There will be challenges to face and changes to make in your life, and it is up to you to accept them.

The great and rich minds in the world never gave up on their ideas or dreams, no matter how difficult it was to accomplish, they pushed and believed that it was possible. “Remember Rome wasn’t built in a day.”

Constantly keep yourself headed in the right direction. It may not be easy at times, but in those times of struggle you will find a stronger sense of who you are. So when the days come that are filled with frustration and unexpected responsibilities, remember to believe in yourself and all you want your life to be.

Because the challenges and changes will only help you to find the goals that you know are meant to come true for you.

 

Image credit: Pinterest

Struggle Of The Butterfly

Butterflies illustrate the benefit of challenges in life.

A man found a cocoon of a butterfly. One day, a small opening appeared. He sat and watched the butterfly for several hours as it struggled to force its body through that little hole.

Then, it seemed to stop making any progress. It appeared as if it had gotten as far as it could and it could go no further.
So the man decided to help the butterfly. He took a pair of scissors and snipped off the remaining bit of the cocoon.

The butterfly then emerged easily, but it had a swollen body and small, shriveled wings.

The man continued to watch the butterfly because he expected that, at any moment, the wings would enlarge and expand to be able to support the body, which would contract in time.

Neither happened! In fact, the butterfly spent the rest of its life crawling around with a swollen body and shriveled wings. It never was able to fly.

What the man, in his kindness and haste, did not understand was that the restricting cocoon and the struggle required for the butterfly to get through the tiny opening were God’s way of forcing fluid from the body of the butterfly into its wings so that it would be ready for flight once it achieved its freedom from the cocoon.

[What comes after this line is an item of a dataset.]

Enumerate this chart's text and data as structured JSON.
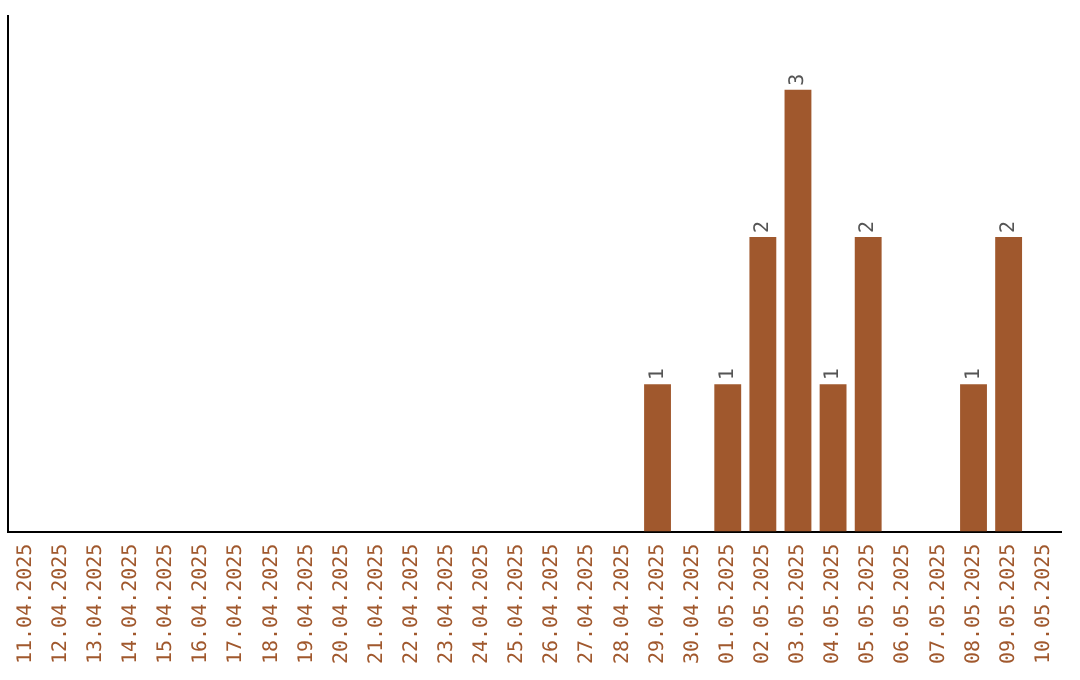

Sometimes struggles are exactly what we need in our lives too. If God allowed us to go through our lives without any obstacles, we would not be as strong as what we could have been.

“I asked for strength, and God gave me difficulties to make me strong.
I asked for wisdom, and God gave me problems to solve.

I asked for prosperity, and God gave me a brain and brawn to work.
I asked for courage, and God gave me danger to overcome.
I asked for love, and God gave me troubled people to help.
I asked for favors, and God gave me opportunities.
I received nothing I asked for but everything I needed!”

A Different Way To Face Challenges

If you spend your energy helping someone else, by cheering up someone else, you may give them hope, and, you actually minimize and lighten some of your own burdens.

You’ll feel a lot better when you share your happiness with someone else. You will find that you may still be faced with an issue but it will not be consuming all of your thoughts.

By helping others , by taking that break from your own problems you may find that a solution will appear in your mind.

Sometimes when we take a break we may find that solutions then present themselves. We get so focus on our problem that we actually can’t see beyond it. It is like doing a puzzle, all the pieces are there but because we sat and stared at it for so long we can’t find that one piece we are looking for. But just getting up and going for a walk and then coming back to the puzzle we end up seeing the missing piece.

Sometimes too much focus can actually hinder us from finding the answer.